To compound the supply-demand imbalance that the south will experience, it's often more difficult to get planning permission to build in the south – environmental restrictions are at least as severe if not more severe than the north. It's difficult to imagine large scale home building programmes getting off the ground in the south – where the homes will be most in demand. So we believe there will be a severe supply crunch in the next ten years that will drive property prices up further in southern counties. This might start taking effect by end 2009.

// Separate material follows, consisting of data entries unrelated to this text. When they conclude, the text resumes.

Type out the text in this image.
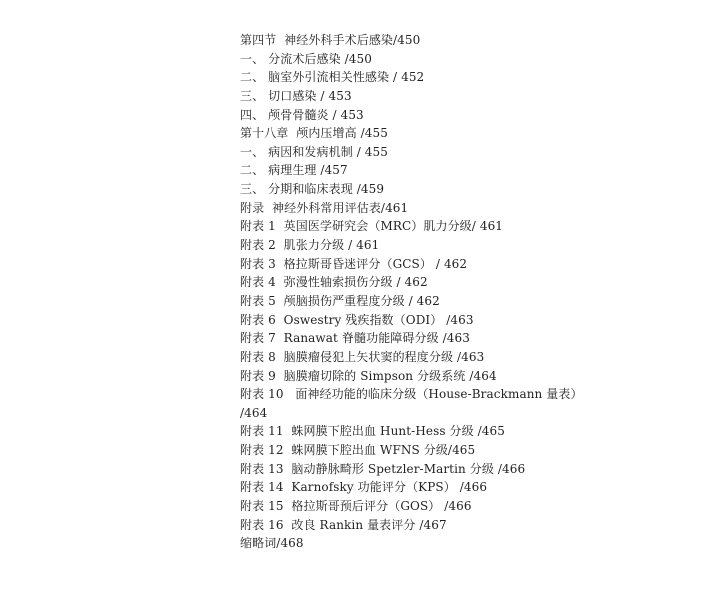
第四节  神经外科手术后感染/450
一、 分流术后感染 /450
二、 脑室外引流相关性感染 / 452
三、 切口感染 / 453
四、 颅骨骨髓炎 / 453
第十八章  颅内压增高 /455
一、 病因和发病机制 / 455
二、 病理生理 /457
三、 分期和临床表现 /459
附录  神经外科常用评估表/461
附表 1  英国医学研究会（MRC）肌力分级/ 461
附表 2  肌张力分级 / 461
附表 3  格拉斯哥昏迷评分（GCS） / 462
附表 4  弥漫性轴索损伤分级 / 462
附表 5  颅脑损伤严重程度分级 / 462
附表 6  Oswestry 残疾指数（ODI） /463
附表 7  Ranawat 脊髓功能障碍分级 /463
附表 8  脑膜瘤侵犯上矢状窦的程度分级 /463
附表 9  脑膜瘤切除的 Simpson 分级系统 /464
附表 10   面神经功能的临床分级（House-Brackmann 量表）
/464
附表 11  蛛网膜下腔出血 Hunt-Hess 分级 /465
附表 12  蛛网膜下腔出血 WFNS 分级/465
附表 13  脑动静脉畸形 Spetzler-Martin 分级 /466
附表 14  Karnofsky 功能评分（KPS） /466
附表 15  格拉斯哥预后评分（GOS） /466
附表 16  改良 Rankin 量表评分 /467
缩略词/468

A few examples of areas of interest – where overlapping positive criteria emerge:

Oxford : An expanding wealthy student population. Severe environmental and home building restrictions. Excellent place to live with good schools, colleges, historic city centre, good communications to London by road and rail. Increasing population. Fair amount of new business moving in. Commuting to London. Protected green belt. Close to the lovely Cotswolds. Increasing population with many migrant eastern Europeans putting further pressure on housing. Wealthy retiring baby-boomers also like Oxford because it has a nice city centre atmosphere, lovely countryside and yet it's still close to London for all those business contacts. Okay, prices are already high, but we believe they will rise further. An interesting play is to buy a 5 bedroom terrace in one of the up and coming areas still close to the University, then rent to students (high yields, they normally pay, more respectable than they used to be, with reputations they need to keep). Then hold the property for ten years, then renovate the property, add a loft room as an example, then sell as large family home (now only 18% capital gains tax).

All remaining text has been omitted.